Gérard éprouva un moment d’embarras.

— Oui, reprit-il enfin, j’y suis allé.

Il y eut un instant de silence, pendant lequel Gérard cherchait ses mots et arrangeait une réponse habile.

— J’y suis ! s’écria-t-elle ; vous n’avez fait qu’y passer, après quoi vous êtes parti… on n’a jamais su pour quel pays.

Tout en parlant, Thérèse chiffonnait les rubans de son corsage, les yeux en l’air, comme si elle eût cherché dans le ciel le nom du pays mystérieux vers lequel son ami avait dirigé sa course. Gérard tremblait qu’un éclair de raison ne lui fît entrevoir la vérité ; mais la lune, qui parut au-dessus de la haie, large et brillante, détourna les pensées de la jeune fille. Elle se leva d’un bond.

— Je vous l’avais bien promise, s’écria-t-elle, la voilà ! la voilà !

Elle entraîna Gérard au sommet d’un petit kiosque d’où l’on voyait la campagne, alors baignée d’une vapeur lumineuse, et, s’asseyant à ses pieds, elle posa la tête sur les genoux du jeune homme avec l’abandon naïf d’un enfant.

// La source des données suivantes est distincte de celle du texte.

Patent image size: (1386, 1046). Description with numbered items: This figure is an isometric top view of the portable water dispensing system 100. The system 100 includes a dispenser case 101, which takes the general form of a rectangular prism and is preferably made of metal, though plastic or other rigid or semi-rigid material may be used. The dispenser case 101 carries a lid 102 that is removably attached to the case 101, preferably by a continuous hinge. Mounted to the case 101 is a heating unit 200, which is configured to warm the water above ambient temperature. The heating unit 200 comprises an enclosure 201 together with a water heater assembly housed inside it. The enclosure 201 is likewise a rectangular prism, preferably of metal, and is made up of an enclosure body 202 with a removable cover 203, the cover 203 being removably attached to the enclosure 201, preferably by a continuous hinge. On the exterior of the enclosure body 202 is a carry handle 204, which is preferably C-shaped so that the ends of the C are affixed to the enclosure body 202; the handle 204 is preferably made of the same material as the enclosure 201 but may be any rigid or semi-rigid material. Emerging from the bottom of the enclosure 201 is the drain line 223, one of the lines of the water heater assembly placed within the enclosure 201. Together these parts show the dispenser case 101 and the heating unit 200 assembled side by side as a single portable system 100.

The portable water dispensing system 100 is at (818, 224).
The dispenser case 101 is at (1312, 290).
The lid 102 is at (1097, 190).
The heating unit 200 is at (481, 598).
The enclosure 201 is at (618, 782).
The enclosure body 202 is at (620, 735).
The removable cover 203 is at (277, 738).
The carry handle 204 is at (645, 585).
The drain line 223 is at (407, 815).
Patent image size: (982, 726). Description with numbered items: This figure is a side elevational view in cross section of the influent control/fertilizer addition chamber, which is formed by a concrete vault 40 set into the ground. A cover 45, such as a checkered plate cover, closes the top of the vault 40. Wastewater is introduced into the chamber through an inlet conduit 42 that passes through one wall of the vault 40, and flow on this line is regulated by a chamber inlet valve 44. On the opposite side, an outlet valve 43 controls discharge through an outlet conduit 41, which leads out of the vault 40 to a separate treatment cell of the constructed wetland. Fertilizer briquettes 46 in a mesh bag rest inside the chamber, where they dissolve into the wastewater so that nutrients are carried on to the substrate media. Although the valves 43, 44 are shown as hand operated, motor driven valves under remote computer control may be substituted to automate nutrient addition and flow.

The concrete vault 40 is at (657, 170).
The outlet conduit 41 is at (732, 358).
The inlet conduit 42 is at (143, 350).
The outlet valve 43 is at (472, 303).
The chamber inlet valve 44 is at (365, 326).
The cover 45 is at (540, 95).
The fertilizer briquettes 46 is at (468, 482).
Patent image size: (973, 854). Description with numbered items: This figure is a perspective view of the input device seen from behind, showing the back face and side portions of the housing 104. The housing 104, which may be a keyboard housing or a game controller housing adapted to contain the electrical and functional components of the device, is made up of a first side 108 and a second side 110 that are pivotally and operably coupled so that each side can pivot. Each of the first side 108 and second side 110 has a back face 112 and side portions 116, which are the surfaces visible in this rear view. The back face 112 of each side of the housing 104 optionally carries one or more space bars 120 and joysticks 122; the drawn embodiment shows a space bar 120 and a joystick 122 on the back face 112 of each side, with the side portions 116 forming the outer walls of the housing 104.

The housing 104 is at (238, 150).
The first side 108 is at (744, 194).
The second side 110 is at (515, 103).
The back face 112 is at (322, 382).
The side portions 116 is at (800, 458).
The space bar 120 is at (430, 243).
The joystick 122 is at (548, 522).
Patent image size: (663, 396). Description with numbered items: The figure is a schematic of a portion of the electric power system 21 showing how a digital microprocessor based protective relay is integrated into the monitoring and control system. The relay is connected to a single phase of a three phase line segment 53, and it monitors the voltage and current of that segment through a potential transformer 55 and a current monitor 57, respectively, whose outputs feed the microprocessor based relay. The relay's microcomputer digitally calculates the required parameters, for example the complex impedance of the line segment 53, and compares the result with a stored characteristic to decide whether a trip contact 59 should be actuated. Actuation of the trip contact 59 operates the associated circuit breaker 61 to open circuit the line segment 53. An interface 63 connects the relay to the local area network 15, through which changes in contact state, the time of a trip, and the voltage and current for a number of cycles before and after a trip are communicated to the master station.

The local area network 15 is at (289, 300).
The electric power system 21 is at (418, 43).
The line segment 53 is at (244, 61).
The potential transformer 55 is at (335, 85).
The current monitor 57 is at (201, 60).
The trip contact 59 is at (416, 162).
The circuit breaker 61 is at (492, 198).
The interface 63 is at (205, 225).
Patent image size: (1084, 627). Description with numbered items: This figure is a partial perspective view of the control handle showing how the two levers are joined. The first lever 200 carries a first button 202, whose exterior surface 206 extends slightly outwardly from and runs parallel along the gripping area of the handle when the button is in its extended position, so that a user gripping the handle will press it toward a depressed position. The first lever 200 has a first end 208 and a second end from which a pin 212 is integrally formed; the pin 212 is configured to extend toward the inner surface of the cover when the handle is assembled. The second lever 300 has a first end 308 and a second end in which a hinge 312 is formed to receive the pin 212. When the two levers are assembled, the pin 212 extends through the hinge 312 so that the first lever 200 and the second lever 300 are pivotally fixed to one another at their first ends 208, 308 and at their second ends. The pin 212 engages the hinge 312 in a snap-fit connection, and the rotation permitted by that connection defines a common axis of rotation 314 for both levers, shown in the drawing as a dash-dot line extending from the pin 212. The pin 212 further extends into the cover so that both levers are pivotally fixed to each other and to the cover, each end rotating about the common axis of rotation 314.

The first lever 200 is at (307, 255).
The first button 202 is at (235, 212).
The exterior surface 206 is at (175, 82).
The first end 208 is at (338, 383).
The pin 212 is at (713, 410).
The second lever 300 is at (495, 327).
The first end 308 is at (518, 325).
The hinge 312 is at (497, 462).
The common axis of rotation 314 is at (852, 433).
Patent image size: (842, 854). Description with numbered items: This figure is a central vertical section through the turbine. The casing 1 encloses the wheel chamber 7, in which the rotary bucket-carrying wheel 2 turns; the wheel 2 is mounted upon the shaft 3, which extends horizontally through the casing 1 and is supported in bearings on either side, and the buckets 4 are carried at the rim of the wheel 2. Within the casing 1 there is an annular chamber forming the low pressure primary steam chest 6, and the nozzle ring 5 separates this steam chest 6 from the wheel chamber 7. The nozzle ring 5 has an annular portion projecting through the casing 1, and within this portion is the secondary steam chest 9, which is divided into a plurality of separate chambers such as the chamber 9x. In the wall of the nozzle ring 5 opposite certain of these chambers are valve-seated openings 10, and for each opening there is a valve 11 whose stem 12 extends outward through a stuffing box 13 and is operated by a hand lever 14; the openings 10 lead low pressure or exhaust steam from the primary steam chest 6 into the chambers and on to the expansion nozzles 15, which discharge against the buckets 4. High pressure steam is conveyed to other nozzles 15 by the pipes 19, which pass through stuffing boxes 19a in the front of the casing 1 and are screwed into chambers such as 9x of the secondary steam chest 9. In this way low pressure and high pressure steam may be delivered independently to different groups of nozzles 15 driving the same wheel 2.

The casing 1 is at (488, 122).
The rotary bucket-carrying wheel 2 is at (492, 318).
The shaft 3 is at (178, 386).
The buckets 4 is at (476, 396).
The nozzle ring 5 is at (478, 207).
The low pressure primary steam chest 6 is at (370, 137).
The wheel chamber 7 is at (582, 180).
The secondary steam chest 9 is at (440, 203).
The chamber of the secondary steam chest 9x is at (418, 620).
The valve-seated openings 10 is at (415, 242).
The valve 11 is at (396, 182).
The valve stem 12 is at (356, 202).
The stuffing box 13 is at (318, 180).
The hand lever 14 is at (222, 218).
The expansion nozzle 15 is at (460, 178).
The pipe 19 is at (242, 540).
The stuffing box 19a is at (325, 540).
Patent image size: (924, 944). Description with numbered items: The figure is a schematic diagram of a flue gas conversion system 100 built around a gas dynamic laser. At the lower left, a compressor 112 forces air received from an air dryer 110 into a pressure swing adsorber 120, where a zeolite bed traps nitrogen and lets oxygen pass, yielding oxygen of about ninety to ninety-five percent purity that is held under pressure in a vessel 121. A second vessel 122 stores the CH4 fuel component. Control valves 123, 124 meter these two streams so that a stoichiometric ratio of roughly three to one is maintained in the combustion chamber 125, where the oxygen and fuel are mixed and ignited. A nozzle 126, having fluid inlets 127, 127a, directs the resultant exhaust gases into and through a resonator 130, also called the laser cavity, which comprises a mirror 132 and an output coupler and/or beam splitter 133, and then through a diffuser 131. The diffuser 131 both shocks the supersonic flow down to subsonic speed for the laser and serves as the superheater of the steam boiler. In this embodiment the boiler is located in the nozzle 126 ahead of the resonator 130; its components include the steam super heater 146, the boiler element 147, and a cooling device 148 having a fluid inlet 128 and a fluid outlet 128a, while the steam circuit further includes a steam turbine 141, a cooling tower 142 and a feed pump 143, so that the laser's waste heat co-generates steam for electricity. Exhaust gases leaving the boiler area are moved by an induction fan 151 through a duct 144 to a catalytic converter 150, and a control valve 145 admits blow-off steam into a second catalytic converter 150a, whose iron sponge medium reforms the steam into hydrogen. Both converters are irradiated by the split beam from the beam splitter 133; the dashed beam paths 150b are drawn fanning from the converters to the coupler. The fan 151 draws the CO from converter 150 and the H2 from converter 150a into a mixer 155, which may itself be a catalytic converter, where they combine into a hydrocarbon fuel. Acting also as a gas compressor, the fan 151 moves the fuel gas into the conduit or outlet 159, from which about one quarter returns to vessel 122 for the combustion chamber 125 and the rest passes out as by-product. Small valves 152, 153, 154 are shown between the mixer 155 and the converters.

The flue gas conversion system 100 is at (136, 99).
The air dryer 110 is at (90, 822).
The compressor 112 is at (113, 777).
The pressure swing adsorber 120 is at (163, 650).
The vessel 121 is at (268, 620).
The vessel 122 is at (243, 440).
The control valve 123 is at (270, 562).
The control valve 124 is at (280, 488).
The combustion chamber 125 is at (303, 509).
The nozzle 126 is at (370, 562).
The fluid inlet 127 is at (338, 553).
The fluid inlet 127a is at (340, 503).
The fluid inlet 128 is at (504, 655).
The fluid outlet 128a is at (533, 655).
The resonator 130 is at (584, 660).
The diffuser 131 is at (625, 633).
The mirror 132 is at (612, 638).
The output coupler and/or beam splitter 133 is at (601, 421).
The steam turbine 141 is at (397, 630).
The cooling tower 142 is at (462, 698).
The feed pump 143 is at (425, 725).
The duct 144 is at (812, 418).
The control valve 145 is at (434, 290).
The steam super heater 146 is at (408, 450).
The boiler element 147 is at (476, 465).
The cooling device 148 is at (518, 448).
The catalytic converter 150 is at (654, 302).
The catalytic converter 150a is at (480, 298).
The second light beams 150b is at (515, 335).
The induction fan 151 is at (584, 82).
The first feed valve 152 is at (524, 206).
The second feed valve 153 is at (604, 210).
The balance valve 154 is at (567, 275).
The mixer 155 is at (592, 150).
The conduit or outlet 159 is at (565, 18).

Les visites, une fois commencées, se renouvelèrent. Gérard éprouvait un charme indéfinissable dans la compagnie de cette aimable fille, dont l’esprit se dépouillait lentement, mais avec des grâces infinies, des voiles où la tristesse et le silence l’avaient quelque temps enlacé. Il ne pouvait dire s’il l’aimait ou si la pitié seule le ramenait à la porte verte du jardin ; mais il ne pressait plus les hommes d’affaires et les laissait complaisamment embrouiller l’inextricable écheveau de formalités dans lequel la succession de sa tante était prise comme dans un filet. Quand il rentrait le soir dans son hôtel, il se demandait bien quelquefois comment finirait cette aventure ; mais, comme il ne se sentait pas la force d’agir à la façon d’Alexandre tranchant le nœud gordien, il s’endormait et n’y pensait plus.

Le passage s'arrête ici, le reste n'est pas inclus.